Due to this, the naturalness of the colors is lost and the entire picture appears like a field of abstract color harmony. Instead of destroying the images, they try to give them eternity.

The light falling on the objects in the picture appears to come from natural sources. There is no difficulty in physically experiencing things through colors.

In the paintings of Paramjit Singh, trees, mounds of land, sunshine, reservoirs, footpaths, grass, fungi, morning, twilight and light have been depicted more.

In his paintings, the stones were not as active earlier as they became later. He cuts the stones like an abstract sculptor separates them from their places and floats them in the sky, where they create their own unique rhythmic consistency.

Before using stones, he used to make more still-life paintings. Now he combines still-life objects into abstract landscapes where their stillness seems even more enhanced.

He did not try to forcibly depict any human figure in his paintings. His paintings are not “landscapes” because they are not painted looking at any particular scene.

The essence of many scenes is collected in each of his paintings. The positions of objects may have changed in them. Water or stone can be depicted in the sky and the sky can be depicted in the path.

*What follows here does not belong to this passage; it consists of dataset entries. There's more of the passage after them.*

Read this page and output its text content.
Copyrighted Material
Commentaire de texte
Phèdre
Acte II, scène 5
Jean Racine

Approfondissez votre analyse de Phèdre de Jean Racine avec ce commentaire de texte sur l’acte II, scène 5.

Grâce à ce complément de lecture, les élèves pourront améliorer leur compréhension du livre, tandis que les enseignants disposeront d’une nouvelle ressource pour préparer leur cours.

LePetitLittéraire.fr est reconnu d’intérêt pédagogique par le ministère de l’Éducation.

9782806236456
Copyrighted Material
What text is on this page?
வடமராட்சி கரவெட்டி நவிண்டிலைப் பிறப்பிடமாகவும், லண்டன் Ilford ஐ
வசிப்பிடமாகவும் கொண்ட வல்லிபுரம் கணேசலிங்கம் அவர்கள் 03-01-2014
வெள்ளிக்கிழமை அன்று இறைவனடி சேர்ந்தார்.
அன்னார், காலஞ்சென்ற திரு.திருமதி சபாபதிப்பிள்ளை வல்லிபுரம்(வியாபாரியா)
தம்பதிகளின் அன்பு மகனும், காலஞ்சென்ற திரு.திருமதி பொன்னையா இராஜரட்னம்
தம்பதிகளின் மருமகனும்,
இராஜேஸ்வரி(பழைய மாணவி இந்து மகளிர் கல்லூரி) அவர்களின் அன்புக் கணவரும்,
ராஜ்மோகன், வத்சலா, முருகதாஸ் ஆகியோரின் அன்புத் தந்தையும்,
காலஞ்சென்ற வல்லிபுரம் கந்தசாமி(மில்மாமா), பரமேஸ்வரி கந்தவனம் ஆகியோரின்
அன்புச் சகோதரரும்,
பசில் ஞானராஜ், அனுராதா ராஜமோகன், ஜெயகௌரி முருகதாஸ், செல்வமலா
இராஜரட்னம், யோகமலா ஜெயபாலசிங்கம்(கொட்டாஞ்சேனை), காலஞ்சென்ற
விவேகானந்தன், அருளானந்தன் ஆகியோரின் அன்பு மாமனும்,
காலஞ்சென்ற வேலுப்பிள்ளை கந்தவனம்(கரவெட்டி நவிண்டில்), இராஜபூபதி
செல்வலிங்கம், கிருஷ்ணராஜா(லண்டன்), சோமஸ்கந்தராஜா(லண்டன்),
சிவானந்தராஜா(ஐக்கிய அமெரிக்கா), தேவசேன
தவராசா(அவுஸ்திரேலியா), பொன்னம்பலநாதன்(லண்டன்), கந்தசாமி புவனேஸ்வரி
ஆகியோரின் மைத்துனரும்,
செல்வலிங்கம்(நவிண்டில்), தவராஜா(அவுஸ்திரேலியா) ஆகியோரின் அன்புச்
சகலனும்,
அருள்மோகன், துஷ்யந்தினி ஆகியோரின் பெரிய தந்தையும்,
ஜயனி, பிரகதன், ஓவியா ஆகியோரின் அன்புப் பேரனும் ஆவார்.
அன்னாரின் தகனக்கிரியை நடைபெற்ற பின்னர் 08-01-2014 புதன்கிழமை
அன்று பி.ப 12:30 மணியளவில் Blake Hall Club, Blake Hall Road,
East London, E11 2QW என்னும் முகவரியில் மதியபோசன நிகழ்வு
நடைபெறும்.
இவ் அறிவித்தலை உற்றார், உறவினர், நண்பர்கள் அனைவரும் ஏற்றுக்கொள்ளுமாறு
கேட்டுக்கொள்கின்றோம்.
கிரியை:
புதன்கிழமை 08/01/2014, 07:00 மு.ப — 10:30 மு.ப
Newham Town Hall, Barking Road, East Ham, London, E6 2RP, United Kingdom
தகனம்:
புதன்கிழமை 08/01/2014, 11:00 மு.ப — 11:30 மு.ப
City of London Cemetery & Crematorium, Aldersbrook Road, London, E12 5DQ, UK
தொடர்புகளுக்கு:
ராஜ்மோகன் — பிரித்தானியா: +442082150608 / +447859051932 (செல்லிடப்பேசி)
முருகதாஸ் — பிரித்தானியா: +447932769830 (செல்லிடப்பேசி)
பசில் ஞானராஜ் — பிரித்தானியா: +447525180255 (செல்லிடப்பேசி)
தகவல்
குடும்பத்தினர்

Paramjit Singh’s art has been influenced by Western expressionist artists. His work is similar to Chirico in static figures, dramatic use of light, abstract construction of figures, etc.

Solid-shaped objects move in the void but the light falling on them remains constant. He has expressed the stability of eras through the stability of things.

With this, they want to express the eternal. Due to this stability, their skies appear very heavy. The positions of objects take us to a world of surreal combinations. “Paramjeet Singh likes visual depiction only.

Due to the use of almost the same method in his paintings, there is a feeling of uniformity and monotony.